As a more involved example, let's build a reverse polish notation (RPN) calculator. RPN is a notation where operands precede their operator, so that (3 1 2 + *) in RPN corresponds to ((3 + 1) * 2), for example. To make our program easier to understand, we wish to separate parsing the input from performing the calculation:
-- file: rpn.hs data Lex = Number Double Lex | Plus Lex | Times Lex | End lexRPN :: String -> Lex lexRPN = go . words where go ("*":rest) = Times (go rest) go ("+":rest) = Plus (go rest) go (num:rest) = Number (read num) (go rest) go [] = End
The Lex
datatype represents a formula in RPN and is similar to the standard list type. The lexRPN
function reads a formula from string format into our own datatype. Let's add an evalRPN
function, which evaluates a parsed RPN formula:
evalRPN :: Lex -> Double evalRPN = go [] where go stack (Number num rest) = go (num : stack) rest go (o1:o2:stack) (Plus rest) = let r = o1 + o2 in r `seq` go (r : stack) rest go (o1:o2:stack) (Times rest) = let r = o1 * o2 in r `seq` go (r : stack) rest go [res] End = res
We can test this implementation to confirm that it works:
> :load rpn.hs > evalRPN $ lexRPN "5 1 2 + 4 * *" 60.0
The RPN expression (5 1 2 + 4 * *)
is (5 * ((1 + 2) * 4)) in infix, which is indeed equal to 60.
Note how the lexRPN
function makes use of guarded recursion when producing the intermediate structure. It reads the input string incrementally and yields the structure an element at a time. The evaluation function evalRPN
consumes the intermediate structure from left to right and is tail-recursive, so we keep the minimum amount of things in memory at all times.
Note
Linked lists equipped with guarded recursion (and lazy I/O) actually provide a lightweight streaming facility – for more on streaming see Chapter 6, I/O and Streaming.
Accumulator parameters
In our examples so far, we have encountered a few functions that used some kind of accumulator. mySum2
had an Int
that increased on every step. The go
worker function in evalRPN
passed on a stack (a linked list). The former had a space leak, because we didn't require the accumulator's value until at the end, at which point it had grown into a huge chain of pointers. The latter case was okay because the stack didn't grow in size indefinitely and the parameter was sufficiently strict in the sense that we didn't unnecessarily defer its evaluation. The fix we applied in mySum2'
was to force the accumulator to WHNF at every iteration, even though the result was not strictly speaking required in that iteration.
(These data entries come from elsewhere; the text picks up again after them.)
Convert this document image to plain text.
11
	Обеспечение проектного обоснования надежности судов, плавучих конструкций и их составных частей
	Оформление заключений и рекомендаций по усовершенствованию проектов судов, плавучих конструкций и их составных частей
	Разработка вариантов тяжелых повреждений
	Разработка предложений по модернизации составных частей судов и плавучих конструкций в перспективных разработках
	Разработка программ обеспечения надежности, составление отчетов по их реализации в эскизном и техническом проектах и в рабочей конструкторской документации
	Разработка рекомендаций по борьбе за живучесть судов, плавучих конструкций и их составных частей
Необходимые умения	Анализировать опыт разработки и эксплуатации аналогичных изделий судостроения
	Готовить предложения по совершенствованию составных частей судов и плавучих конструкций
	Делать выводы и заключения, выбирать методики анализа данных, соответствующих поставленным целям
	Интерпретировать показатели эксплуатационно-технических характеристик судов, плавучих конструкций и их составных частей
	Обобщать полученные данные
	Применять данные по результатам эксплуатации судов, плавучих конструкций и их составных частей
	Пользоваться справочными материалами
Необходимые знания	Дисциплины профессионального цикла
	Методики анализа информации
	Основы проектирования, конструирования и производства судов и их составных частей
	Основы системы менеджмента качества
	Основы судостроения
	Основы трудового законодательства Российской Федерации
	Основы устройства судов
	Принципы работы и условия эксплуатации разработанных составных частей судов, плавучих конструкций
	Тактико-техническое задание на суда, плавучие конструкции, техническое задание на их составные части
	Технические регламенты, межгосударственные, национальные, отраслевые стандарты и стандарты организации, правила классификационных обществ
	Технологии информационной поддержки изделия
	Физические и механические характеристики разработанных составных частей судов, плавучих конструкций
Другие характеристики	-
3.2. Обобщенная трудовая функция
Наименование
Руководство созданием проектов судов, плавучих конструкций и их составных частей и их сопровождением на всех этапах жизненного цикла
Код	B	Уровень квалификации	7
The final lesson is that you should apply special care to your accumulator's strictness properties. If the accumulator must always be fully evaluated in order to continue to the next step, then you're automatically safe. But if there is a danger of an unnecessary chain of thunks being constructed due to a lazy accumulator, then adding a seq
(or a bang pattern, see Chapter 2, Choose the Correct Data Structures) is more than just a good idea.